Participant Artists : Bikash Shrestha, Hitmaan Gurung, Lavkant Chaudhary, Mekh Limbu, Sheelasha Rajbhandari, Sachin Yogol Shrestha Subas Tamang

 

“The Work of Art is a Scream of Freedom” was an open-studio which took inspiration from the statement by prominent artist Christo Vladimirov Javacheff. "

 

Nepal’s history glorifies the very rulers that laid the foundation for the unjust and inequitable society we live in today. The Maoist rebellion which started in the 90s aimed to eradicate the feudal roots of Nepali society. Ultimately, Nepal’s decade long People’s War brought an end to its monarchy in 2006. It furthermore brought to fore the struggles of indigenous, madeshi, and dalit peoples, in addition to an unprecendented participation of women in the public sphere. Despite widespread activism and attempts to transform Nepal’s political and social landscape, little progress has been achieved even after the country adopted a new constitution in 2015. Years of war, political instability, and economic torpor left much of rural Nepal bereft of any opportunities for the youth. Mass scale migrations have pushed people out of the hills and mountains into urban agglomerations. Globalization and capitalism with their incessant demand for cheap labour have furthermore pulled Nepali workers to markets in the Middle East and South-East Asia. 

 

Hitman Gurung's ‘Labour’s Helmet,’ from the series ‘I Have to Feed Myself, My Family and My Country…’ deals with Nepali migrant laborers who leave their families and country to join transitory work forces in foreign countries. These larger economic forces have a long-lasting and often unalterable impact on the global economy as well as on individuals, communities and societies.

 

Mekh Limbu’s work entitled ‘Silent Portraits in Qatar and Kathmandu’captures the silent and still portraits of migrant workers in Qatar.

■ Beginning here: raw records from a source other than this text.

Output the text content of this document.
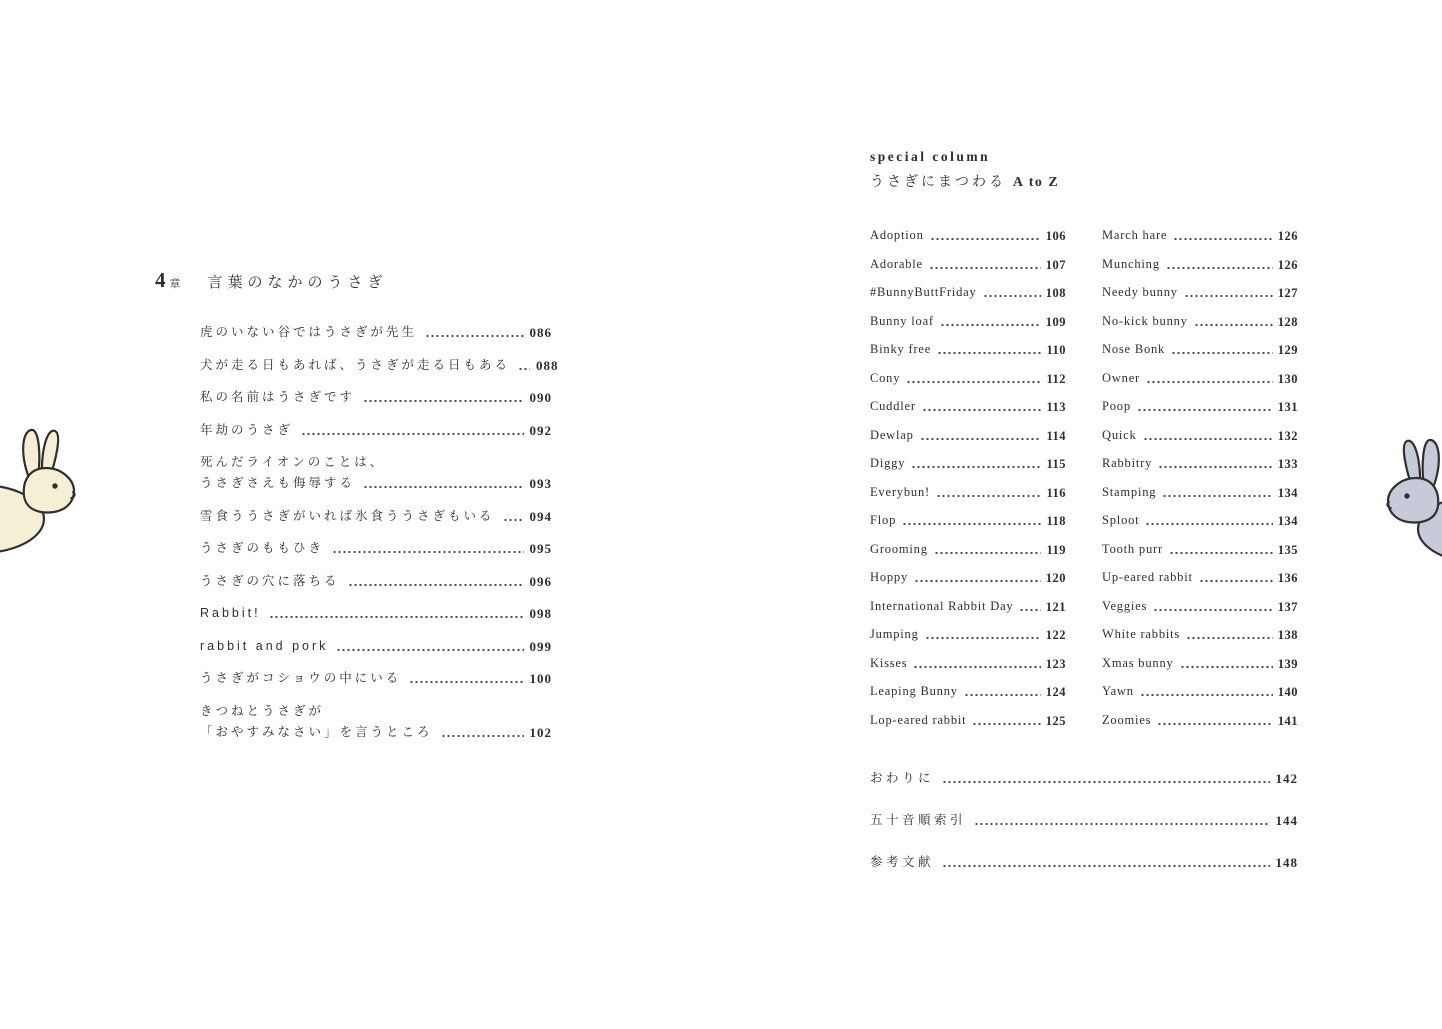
4 章 言葉のなかのうさぎ
虎のいない谷ではうさぎが先生	086
犬が走る日もあれば、うさぎが走る日もある 088
私の名前はうさぎです	090
年劫のうさぎ	092
死んだライオンのことは、
うさぎさえも侮辱する	093
雪食ううさぎがいれば氷食ううさぎもいる	094
うさぎのももひき	095
うさぎの穴に落ちる	096
Rabbit!	098
rabbit and pork	099
うさぎがコショウの中にいる	100
きつねとうさぎが
「おやすみなさい」を言うところ	102
special column
うさぎにまつわる A to Z
Adoption	106
Adorable	107
#BunnyButtFriday	108
Bunny loaf	109
Binky free	110
Cony	112
Cuddler	113
Dewlap	114
Diggy	115
Everybun!	116
Flop	118
Grooming	119
Hoppy	120
International Rabbit Day	121
Jumping	122
Kisses	123
Leaping Bunny	124
Lop-eared rabbit	125
March hare	126
Munching	126
Needy bunny	127
No-kick bunny	128
Nose Bonk	129
Owner	130
Poop	131
Quick	132
Rabbitry	133
Stamping	134
Sploot	134
Tooth purr	135
Up-eared rabbit	136
Veggies	137
White rabbits	138
Xmas bunny	139
Yawn	140
Zoomies	141
おわりに	142
五十音順索引	144
参考文献	148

He has juxtaposed these portraits with a time lapse video of Kathmandu, indicating his own shifts around different locations in the city. With the help of the remittance liquidity sent by migrant workers, families move to bigger and more developed towns and cities within the country in search of a better life. 

 

Similarly, Bikash Shrestha’s ‘The Family Album, is a commentary on the mobility of family members and its impact within individual families. People leave their homes and relocate to different places in search of a better life. As a result, small villages and communities get deserted. Members from a single family are scattered across the globe. Only the toothless and the teething are left behind, as a scant assemblage of the family.

 

Subas Tamang’s, ‘I Want To Die In My Own House,’ is an autobiographical commentary that also represents the dreams of thousands of dislocated families in Nepal. When people move, they usually rent a room, make a whole lot of compromises, and struggle for basic survival. A permanent address is an important marker of a person’s identity in our culture and symbolizes wealth and prosperity. The wish for a house may come true for some but for most fortune remains uncertain. The portraits of Tamang’s parents are carved on slate, referencing the vernacular materials used for constructing the roofs houses in rural Nepal.

 

Sheelasha’s art work ‘Agony of The New Bed’ underscores the familiar yet overlooked reality of gender discrimination within the constructs of marriage. In Nepal’s Hindu arranged marriages, girls and women are treated as chattel, their ownership transferred from their father to their husband. Brides are socially compelled to adopt their husband’s identity and home; in this new space, they are at risk of domestic and sexual violence. Unfortunately, the agency of girls and women is stifled to such a degree that many are left helpless, some are even muzzled in cases of marital rape. And this silence and trauma percolates from generation to generation. 

 

Lavkant Chaudhary’s ‘Ostracism’ explores the identity of the Tharu peoples and the larger struggle of indigenous peoples to attain equality. His work annotates the state-sponsored violence inflicted upon the Tharu people in the aftermath of protests organized against the promulgation of the constitution of Nepal in 2015.  The bullets suspended above various grains represent how the state suppresses the very livelihood of the Tharu peoples.

 

Sachin Yogol Shrestha’s “Chasma Maguwa is a Selfie or Selfish?” addresses the choice and exposure of oneself on the media, especially social media. Sachin borrowed spectacles and glasses from his relatives and friends and then took selfies at different times, during different events and places, ultimately in search of thread that connected the different shots. This photography-based work represents the irony of how people who are physically confined to certain boundaries feel connected through cyber culture.